Un periodo in cui tutto sembrava possibile, dove speranza era la parola chiave e la volontà di costruire un nuovo futuro e una nuova struttura sociale erano la forza motrice della giovane generazione di studenti. Questa la definizione che la scrittrice Ilaria Maria Sala ha dato alla Pechino del 1989 durante l’incontro tenutosi nel pomeriggio di domenica 6 ottobre a Palazzo Crema. Insieme a Junko Terao e Louisa Lim, l’autrice ha ripercorso i passi che hanno portato alle manifestazioni studentesche nella capitale cinese e successivamente alla strage di Piazza Tiananmen, descrivendo il clima di apertura verso l’Occidente di quegli anni, spesso dimenticato o ignorato.

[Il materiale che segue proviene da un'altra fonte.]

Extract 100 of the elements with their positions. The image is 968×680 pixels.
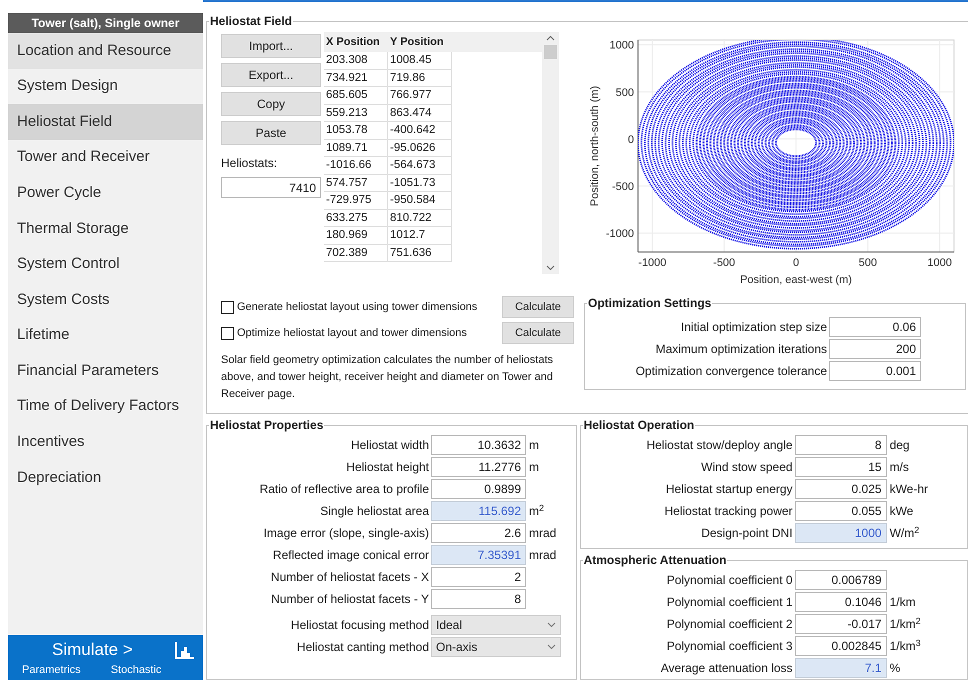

Il libro Pechino 1989 è per Sala un tentativo di mettere ordine nelle sue memorie di giovane studentessa occidentale in una Cina appena uscita dagli sconvolgimenti portati dalla rivoluzione culturale successiva all’impero maoista. Una cronaca letteraria, fotografica e sopratutto personale di chi non era coinvolto nelle motivazioni della protesta, ma che vi ha preso parte perché investita da questo nuovo clima di rivendicazione di un leader, Hu Yaobang, simbolo in realtà della nuova Cina vista dagli occhi degli studenti.

Nel libro The people’s republic of amnesia la scrittrice Louisa Lim analizza il processo attraverso cui la memoria è diventata qualcosa di politico: certi tipi di memoria non sono permessi nemmeno nell’inconscio, ed è lo Stato a decidere cosa e come si ricorda. Questo fenomeno ha portato i cittadini persino a dimenticare la violenza della repressione militare di quel periodo e perciò a non parlarne mai. Nel suo testo Lim vuole mettere in evidenza anche un altro punto di vista, spesso non considerato quando si parla degli avvenimenti dell’89: quello dell’esercito mandato a liberare la piazza. Nel suo libro infatti l’autrice racconta di come questi militari, spesso giovani ragazzi provenienti dalle campagne, venissero rinchiusi per lunghi periodi, quelli dell’addestramento, ed indottrinati secondo l’idea che gli studenti scesi in piazza a manifestare fossero sovversivi violenti e anticomunisti, sottolineando quanto poco in realtà si sappia degli avvenimenti del 2 e 3 giugno.

Sollecitate poi dalla mediatrice, le due scrittrici hanno parlato delle recenti manifestazioni che hanno avuto luogo ad Hong Kong, interpretando in modo differente la situazione e fornendo le motivazioni per cui, secondo loro, la Cina non ha ancora cercato veramente di sedare la rivolta. Mentre Louisa Lim sostiene che sia necessario rifarsi al massacro di Piazza Tiananmen per comprendere le rivolte attuali, Ilaria Maria Sala afferma che in trent’anni il Paese è cambiato molto e soprattutto è più aperto e presente sulla scena mondiale di quanto non fosse nel 1989. Questo starebbe a significare, secondo la scrittrice, che la Cina avrebbe molto più da perdere reprimendo nel sangue le manifestazioni, dal momento che Hong Kong risulta essere un grande snodo finanziario a livello globale.

È anche vero, però, che nonostante l’importanza internazionale della Cina di oggi, le potenze estere non sembrano ancora interessate a intervenire per limitare i disordini della folla che protesta. La motivazione, secondo Lim, sta proprio nella rilevanza commerciale del Paese: finché questo continuerà ad essere efficace economicamente, potenze mondiali come gli Stati Uniti non sentiranno il bisogno di attuare politiche di aiuto.

In un tempo che si sta continuamente contraendo, dove ciò che accadeva in settimane ora succede nel giro di pochi giorni, il messaggio finale delle due scrittrici è chiaro: è necessario guardare al passato per interpretare il presente.